The world awaits this today; it knows well that the sublime perfection it has attained by research and technology has already reached a peak, beyond which yawns the abyss, blinding the eyes with darkness. It is the temptation of substituting for God one’s own decisions, decisions that would prescind from moral laws. The danger for modern man is that he would reduce the earth to a desert, the person to an automaton, brotherly love to planned collectivization, often introducing death where God wishes life.

 

With the text of
Lumen gentium
(the Light of Nations), Vatican Council’s Dogmatic Constitution of the Church, in his hand, Albino Luciani gave notice that he intended to put the Church back where it belonged: back to the world and the words of Christ; back to the simplicity and honesty of its origins. If Christ returned to earth, Luciani wanted him to find a Church he would recognize – one free of political interests, free of the big business mentality which had corroded the original vision.

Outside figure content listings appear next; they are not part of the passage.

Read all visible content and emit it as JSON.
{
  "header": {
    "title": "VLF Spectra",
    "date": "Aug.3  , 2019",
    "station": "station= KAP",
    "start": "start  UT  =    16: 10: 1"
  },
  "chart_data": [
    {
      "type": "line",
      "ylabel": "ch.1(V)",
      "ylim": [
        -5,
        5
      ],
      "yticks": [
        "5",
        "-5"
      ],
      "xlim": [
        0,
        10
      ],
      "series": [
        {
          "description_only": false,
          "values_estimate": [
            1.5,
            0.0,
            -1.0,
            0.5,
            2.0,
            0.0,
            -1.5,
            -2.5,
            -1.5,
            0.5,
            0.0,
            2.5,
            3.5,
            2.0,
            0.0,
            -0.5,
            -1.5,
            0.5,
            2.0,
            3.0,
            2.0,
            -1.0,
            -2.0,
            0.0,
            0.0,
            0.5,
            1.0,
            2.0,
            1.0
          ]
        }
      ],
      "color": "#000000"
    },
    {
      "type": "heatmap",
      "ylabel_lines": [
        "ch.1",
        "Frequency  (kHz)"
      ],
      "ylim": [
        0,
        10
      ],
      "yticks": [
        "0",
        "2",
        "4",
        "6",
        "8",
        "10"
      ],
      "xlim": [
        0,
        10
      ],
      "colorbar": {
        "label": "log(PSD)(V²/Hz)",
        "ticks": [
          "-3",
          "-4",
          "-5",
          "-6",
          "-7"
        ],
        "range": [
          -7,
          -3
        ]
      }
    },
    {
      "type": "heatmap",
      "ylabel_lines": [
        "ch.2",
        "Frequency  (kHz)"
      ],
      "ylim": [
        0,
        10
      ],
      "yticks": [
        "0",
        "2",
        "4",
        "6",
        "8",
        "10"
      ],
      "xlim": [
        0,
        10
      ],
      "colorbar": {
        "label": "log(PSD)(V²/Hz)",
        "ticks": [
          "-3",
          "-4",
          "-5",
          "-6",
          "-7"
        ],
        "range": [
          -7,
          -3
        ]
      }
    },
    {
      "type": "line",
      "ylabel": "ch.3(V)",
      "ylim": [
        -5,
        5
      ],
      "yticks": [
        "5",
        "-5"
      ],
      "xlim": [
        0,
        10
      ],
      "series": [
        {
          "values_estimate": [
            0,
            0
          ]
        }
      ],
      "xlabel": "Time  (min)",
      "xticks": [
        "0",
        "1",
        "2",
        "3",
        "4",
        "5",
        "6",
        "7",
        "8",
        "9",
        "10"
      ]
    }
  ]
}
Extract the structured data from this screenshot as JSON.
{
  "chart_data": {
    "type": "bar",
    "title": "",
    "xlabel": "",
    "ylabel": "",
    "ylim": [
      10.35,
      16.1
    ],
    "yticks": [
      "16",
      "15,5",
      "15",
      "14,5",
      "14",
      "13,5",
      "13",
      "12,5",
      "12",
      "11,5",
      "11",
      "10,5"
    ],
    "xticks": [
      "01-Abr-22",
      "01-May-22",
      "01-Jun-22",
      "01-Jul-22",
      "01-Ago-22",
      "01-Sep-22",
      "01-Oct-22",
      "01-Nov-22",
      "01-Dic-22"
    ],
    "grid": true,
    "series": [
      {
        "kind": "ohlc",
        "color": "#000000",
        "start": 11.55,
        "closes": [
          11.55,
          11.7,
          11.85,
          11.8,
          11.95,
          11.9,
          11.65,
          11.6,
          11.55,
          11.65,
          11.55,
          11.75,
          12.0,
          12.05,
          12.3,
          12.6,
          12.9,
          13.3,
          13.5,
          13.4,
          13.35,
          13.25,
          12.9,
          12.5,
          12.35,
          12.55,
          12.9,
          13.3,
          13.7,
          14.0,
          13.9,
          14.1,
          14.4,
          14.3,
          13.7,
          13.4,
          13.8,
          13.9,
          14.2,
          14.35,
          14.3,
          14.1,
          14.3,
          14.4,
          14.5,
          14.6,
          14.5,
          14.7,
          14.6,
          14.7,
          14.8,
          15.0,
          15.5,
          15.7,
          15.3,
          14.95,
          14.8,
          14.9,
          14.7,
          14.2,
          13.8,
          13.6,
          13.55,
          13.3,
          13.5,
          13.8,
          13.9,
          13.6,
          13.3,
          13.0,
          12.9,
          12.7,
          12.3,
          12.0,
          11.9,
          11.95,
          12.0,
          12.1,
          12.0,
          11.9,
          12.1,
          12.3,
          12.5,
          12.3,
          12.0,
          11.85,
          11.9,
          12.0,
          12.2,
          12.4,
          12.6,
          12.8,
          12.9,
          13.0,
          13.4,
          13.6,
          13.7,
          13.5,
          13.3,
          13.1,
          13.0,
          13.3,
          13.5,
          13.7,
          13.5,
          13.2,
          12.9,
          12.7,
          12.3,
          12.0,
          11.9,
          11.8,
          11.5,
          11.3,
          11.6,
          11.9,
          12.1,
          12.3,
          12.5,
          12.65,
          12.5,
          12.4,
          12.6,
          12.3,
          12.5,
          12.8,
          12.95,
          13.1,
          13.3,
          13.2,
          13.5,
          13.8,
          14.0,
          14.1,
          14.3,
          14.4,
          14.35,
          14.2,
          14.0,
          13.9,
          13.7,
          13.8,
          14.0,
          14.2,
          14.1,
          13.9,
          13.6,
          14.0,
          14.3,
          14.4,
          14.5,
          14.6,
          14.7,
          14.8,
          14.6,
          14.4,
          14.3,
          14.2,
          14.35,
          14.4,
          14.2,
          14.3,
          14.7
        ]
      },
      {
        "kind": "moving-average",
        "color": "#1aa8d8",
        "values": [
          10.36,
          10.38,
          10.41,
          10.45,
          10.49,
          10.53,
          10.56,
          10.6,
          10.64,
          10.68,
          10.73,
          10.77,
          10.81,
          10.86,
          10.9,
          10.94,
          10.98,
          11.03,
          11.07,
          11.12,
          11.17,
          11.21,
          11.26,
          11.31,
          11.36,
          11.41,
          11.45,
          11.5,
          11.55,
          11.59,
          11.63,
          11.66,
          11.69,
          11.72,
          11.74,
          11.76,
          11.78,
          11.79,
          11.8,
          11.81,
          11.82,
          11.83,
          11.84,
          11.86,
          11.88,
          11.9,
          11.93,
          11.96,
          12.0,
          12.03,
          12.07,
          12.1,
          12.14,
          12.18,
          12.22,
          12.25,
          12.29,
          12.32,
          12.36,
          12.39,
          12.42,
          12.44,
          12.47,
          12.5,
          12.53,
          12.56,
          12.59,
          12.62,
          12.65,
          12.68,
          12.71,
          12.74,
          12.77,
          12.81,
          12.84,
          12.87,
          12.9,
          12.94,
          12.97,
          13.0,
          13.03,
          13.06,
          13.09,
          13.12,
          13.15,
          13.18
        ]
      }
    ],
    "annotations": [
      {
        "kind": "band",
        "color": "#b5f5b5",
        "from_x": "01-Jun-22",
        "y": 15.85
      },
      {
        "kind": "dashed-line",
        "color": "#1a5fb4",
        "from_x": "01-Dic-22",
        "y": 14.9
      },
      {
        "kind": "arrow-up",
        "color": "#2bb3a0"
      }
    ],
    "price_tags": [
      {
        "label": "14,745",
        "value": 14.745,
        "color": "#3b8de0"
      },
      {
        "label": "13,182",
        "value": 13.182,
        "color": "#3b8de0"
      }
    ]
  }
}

At noon the new Pope appeared on the central balcony of the Basilica. The square below was packed tight with some 200,000 people. Millions more around the world watched on television as Luciani’s smile broadened in response to the thunderous applause. He had come out to say the Angelus but before giving the mid-day prayer he had decided to give his listeners a glimpse into the secret Conclave. When the applause and cheering had died down he promptly broke two Papal rules, the paranoiac secrecy that Paul had sternly insisted upon concerning the Conclave, and the use of the majestic ‘we’ that for nearly two thousand years had demonstrated Papal aspirations to territory. He smiled at the crowd and then began.

‘Yesterday,’ the word was followed by an almost imperceptible shrug of the shoulders, as if to say, ‘a funny thing happened to me on my way to the Conclave.’ The crowd roared with laughter. Luciani joined in the merriment, then began again.

‘Yesterday morning I went to the Sistine Chapel to vote peacefully.
Never could I have imagined what was about to take place. As soon as it began to be a danger for me, two of my colleagues who were sitting near me whispered words of encouragement.’ Simply and without trace of pomposity he recalled the words of Willebrands and Ribeno. He told the crowd why he had chosen his particular name.

 

My thoughts were like this. Pope John had wanted to consecrate me with his own hands here in the Basilica of St Peter’s. Then, though unworthy, I succeeded him in the Cathedral of St Mark, in that Venice which is still filled with the spirit of Pope John. The gondoliers remember him, the sisters, everyone. On the other hand Pope Paul not only made me a cardinal, but some months before that, on the wide footbridge in St Mark’s Square, he made me blush to the roots of my hair in front of twenty thousand people, because he took off his stole and placed it on my shoulders. I was never so red-faced. Furthermore, in the fifteen years of his pontificate, this Pope showed not only me but the whole world how he loved the Church, how he served it, worked for it, and suffered for this Church of Christ. And so I took the name John Paul.